Electrical Safety Standards in the Private Rented Sector (England) Regulations 2020
(EICR) Electrical installation condition reports are now a key part of electrical safety, Landlords have the responsibility to ensure that a tenanted property has an electrical installation that is safe to use by its tenants. On the 1st of July 2020, the Law around the Electrical Safety Standards in rental properties changed and there is now a legal onus on all landlords to have an electrical installation condition report in place. A landlord will have to be able to provide this to the tenant, managing agent or local authority within 30 days should they ask. The government has also laid down the law that all existing tenancies will require an EICR report by April 2021.
Electrical equipment should be kept safe, this includes all portable appliances. also known as non-white goods. The best thing for this is a portable appliance test (PAT). Most electricians can carry this out. For information purposes, white Goods include Washing Machine, Cooker, Oven, Hob, Toaster, Kettle and Fridge.
Furniture and Furnishings (Fire) (Safety) (Amendment) Regulations 1993
It is the Landlord’s responsibility to ensure that all upholstered furniture, soft furnishings, beds, mattresses, pillows, cushions, headboards etc supplied to the property as part of the let comply with these regulations.
Exempted items are bedclothes, curtains, carpets and antique furniture manufactured prior to 1950.
Smoke Detectors Act 1991
The Department of the Environment introduced new regulations which require any new building (built after June 1992) to have smoke detectors installed. If your property was built after this date mains operated smoke detectors must be fitted on each floor. Collinson Hall recommends that Landlords provide good quality smoke detectors fitted to each floor regardless of the age of the property.
Housing Act 2004 Implementation – Houses in - Properties with multiple occupants (three or more) may be subject to HMO licensing. It is the Landlord’s responsibility to apply for registration by the Council or licensing of their property if necessary.
The Housing Act 2004 introduced a new definition of a House in Multiple Occupation (HMO) from 6th April 2006 in England and 30th June 2006 in Wales. If you let a property which is one of the following types it is an HMO:
· An entire house or flat which is let to 3 or more tenants who form 2 or more households and who share a kitchen, bathroom or toilet.
· A house which has been converted entirely into bed-sits or other non-self-contained accommodation and which is let to 3 or more tenants who form two or more households and who share kitchen, bathroom or toilet facilities.
· A converted house which contains one or more flats which are not wholly self-contained (i.e. the flat does not contain within it a kitchen, bathroom and toilet) and which is occupied by 3 or more tenants who form two or more households.

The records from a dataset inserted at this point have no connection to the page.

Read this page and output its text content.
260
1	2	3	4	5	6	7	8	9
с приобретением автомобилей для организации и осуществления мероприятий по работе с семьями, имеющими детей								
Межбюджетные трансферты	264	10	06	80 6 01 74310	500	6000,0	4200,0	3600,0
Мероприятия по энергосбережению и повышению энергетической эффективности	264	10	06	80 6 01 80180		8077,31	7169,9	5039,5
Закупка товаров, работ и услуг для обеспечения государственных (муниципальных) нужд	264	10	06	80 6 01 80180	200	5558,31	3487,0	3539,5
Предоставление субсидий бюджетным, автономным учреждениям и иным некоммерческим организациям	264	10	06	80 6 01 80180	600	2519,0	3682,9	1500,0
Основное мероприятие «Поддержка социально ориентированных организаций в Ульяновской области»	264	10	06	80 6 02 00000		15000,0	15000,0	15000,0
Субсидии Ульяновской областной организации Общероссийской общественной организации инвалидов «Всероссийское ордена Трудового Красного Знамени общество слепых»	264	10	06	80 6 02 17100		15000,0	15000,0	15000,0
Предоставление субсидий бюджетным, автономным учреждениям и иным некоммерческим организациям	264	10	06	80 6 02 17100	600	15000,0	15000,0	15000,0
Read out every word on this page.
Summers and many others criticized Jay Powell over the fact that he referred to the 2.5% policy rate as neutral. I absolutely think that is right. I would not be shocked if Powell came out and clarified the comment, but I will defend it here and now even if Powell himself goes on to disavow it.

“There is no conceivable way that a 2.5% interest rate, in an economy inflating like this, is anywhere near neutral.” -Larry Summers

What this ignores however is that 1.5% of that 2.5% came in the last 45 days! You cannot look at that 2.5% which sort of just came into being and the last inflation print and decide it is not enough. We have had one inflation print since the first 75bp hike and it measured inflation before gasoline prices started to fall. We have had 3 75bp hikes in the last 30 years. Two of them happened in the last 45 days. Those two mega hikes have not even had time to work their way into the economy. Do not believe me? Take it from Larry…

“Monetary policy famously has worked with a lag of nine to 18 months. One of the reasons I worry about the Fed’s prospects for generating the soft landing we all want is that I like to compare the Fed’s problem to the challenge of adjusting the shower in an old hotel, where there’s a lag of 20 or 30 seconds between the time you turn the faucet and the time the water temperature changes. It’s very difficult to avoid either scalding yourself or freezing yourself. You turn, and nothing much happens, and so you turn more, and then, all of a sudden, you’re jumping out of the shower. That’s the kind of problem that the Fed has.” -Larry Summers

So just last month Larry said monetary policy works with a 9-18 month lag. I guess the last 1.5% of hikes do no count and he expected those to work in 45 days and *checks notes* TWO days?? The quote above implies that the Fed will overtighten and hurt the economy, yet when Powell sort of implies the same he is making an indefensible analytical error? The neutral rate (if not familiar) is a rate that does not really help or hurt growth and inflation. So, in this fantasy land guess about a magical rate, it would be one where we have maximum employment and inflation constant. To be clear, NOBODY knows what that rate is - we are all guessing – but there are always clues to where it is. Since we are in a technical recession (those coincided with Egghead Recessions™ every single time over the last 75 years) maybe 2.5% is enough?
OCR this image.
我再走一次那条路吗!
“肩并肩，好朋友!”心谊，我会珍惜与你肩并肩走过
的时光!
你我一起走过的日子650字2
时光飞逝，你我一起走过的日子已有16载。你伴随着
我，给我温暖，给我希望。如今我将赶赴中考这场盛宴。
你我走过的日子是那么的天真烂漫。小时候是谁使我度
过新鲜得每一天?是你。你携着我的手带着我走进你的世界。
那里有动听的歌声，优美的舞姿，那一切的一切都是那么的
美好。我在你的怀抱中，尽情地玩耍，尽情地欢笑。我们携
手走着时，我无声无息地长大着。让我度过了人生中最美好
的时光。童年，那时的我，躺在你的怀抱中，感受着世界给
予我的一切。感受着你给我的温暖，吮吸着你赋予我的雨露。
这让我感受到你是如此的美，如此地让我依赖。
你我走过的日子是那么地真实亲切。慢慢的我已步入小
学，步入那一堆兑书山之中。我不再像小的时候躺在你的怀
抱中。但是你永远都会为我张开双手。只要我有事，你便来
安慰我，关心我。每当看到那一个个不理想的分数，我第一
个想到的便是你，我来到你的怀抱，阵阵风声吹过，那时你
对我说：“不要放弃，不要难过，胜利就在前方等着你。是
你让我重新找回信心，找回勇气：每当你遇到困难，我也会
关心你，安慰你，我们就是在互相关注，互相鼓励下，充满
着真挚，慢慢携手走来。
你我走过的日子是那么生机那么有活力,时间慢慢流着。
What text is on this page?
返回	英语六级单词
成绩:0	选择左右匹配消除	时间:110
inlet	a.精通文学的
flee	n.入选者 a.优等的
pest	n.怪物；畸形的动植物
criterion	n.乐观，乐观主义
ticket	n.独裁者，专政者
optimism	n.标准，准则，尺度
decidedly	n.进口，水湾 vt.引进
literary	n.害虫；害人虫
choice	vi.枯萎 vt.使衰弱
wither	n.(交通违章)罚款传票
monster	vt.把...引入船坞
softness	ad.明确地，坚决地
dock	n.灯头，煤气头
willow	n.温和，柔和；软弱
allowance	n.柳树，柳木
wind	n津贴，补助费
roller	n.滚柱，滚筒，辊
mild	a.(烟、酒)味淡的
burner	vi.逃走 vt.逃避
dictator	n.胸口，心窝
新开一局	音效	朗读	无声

· A building which is converted entirely into self-contained flats if the conversion did not meet the standards of the 1991 Building Regulations and more than one-third of the flats are let on short-term tenancies.
· In order to be an HMO the property must be used as the tenants’ only or main residence and it should be used solely or mainly to house tenants. Properties let to students and migrant workers will be treated as their only or main residence and the same will apply to properties which are used as domestic refuges.
Energy Performance Certification
Since 1st October 2008, it is compulsory that every rented property must have an Energy Performance Certificate. This must be issued by a qualified and accredited assessor in an independent manner. Once produced an EPC is valid for ten years. The certificate is accompanied by recommendations on how to improve energy efficiency. These do not have to be implemented. This has been implemented into law in England and Wales by the Energy Performance of Buildings Regulations (2007/991).
Tenancy Deposit Protection
From 6th April 2007 legislation came into effect requiring the landlord or the landlord’s agent to safeguard the tenants security deposit in an approved tenancy deposit scheme. Collinson Hall are a members of the Tenancy Deposit Scheme, which is administered by The Dispute Service Ltd. For all Assured Shorthold Tenancies where we hold the deposit, it will be protected by this scheme. For more information about The Dispute Service please visit www.thedisputeservice.co.uk
* The above summary is not exhaustive and you are strongly recommended to read the detail of all Regulations yourself and take professional advice if in doubt.
* Whilst the above information is provided in good faith, Collinson Hall cannot guarantee its total accuracy and if you have any doubts you must rely only upon independent legal advice.